Vhahovic has been playing deeper and covering a wider area near the midfield line, with more long passes than in 2019-20. By the numbers, this role doesn't seem to be as good a fit. And as his shot maps confirm, he's not taking as many shots from central areas in the box, either:

In fact, Vlahovic's shots are coming from deeper positions as well, even inside the box. That's one reason why his overall shot quality has declined, after peaking in 2020-21:

Misfit role, lower shot quality... if anything, Vlahovic's eight non-penalty goals in Serie A this season seem like a testament to his relatively newfound finishing skill more than anything else. It's the first season where he's finished above par. But without that finishing, Vlahovic's attacking output would be glaringly deficient in the Premier League. Even a pure target man, who basically just shot and did nothing else, would be expected to have higher output on a club like Arsenal. A case in point is a player who's had a very similar style to Vlahovic's:

In 2019-20, Edin Dzeko's style was almost identical to the way Vlahovic has played this season. Dzeko's ball retention was similar, and so was his finishing in open play. But he was much better in the air, despite being only an inch taller than Vlahovic, and his attacking output was much higher. In part, that's because he took better shots – averaging 0.16 expected goals per shot versus Vlahovic's 0.09. He was also a better passer, with 11 assists in less than twice the minutes Vlahovic has played this season.

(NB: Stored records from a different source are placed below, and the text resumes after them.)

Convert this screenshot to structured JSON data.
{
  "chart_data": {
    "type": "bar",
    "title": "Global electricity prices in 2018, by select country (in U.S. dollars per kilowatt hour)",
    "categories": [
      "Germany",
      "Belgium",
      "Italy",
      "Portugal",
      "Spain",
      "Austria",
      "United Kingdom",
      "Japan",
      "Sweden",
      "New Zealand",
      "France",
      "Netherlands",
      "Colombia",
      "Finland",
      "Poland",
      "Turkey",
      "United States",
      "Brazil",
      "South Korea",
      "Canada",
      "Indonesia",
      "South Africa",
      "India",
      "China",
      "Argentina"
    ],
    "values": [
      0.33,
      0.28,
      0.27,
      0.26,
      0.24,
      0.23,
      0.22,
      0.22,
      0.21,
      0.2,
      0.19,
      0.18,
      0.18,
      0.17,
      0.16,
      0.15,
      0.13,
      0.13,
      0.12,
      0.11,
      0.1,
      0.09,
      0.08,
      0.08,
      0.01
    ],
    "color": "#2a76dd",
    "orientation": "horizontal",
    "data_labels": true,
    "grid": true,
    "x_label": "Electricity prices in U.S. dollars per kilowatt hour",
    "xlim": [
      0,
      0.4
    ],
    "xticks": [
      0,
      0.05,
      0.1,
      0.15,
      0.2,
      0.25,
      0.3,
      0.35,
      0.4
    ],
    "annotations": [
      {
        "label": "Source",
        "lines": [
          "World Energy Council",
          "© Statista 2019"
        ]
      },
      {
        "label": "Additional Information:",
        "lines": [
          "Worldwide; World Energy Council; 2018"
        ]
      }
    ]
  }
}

So why are Arsenal excited about Vlahovic? Unless they've been snowed by his finishing (or his five penalties), they probably think he has more to offer than what's on show this season. Indeed, Vlahovic has taken just 0.7 touches per minute Fiorentina have had possession in 2021-22, versus 1.0 touches per minute in 2019-20. With more touches and a more pivotal role in the attack, Vlahovic might push his attacking output back up.

But hold on just a minute – this season, Pierre-Emerick Aubameyang has also had just 0.7 touches for each minute Arsenal have had possession of the ball. If Vlahovic's job is to replace the aging captain, will he actually get more touches? Perhaps. Arsenal's younger striker, 30-year-old Alexandre Lacazette, gets more than a touch per minute, but his style of play is quite different from Vlahovic's. Lacazette has been pretty shot-shy this season, and both Arsenal strikers link up much more than Vlahovic:

To be sure, Mikel Arteta's Arsenal is not the same as Arsene Wenger's. It's less about the pretty triangles and more about slicing through the opposition's back line at pace. For this kind of football, Vlahovic – especially the 2019-20 version of Vlahovic – might well be fit for purpose, even with his low ball retention and average skill in 1v1s.

Moreover, Vlahovic is just 21 years old, and he could have four or five seasons before he'd be expected to hit his peak years as a striker. That's one advantage he'd have over Pepe, who was already 24 when he signed. Still, relying on another change in playing style for a young player to come good is a substantial risk. Is it truly worth taking for €80m?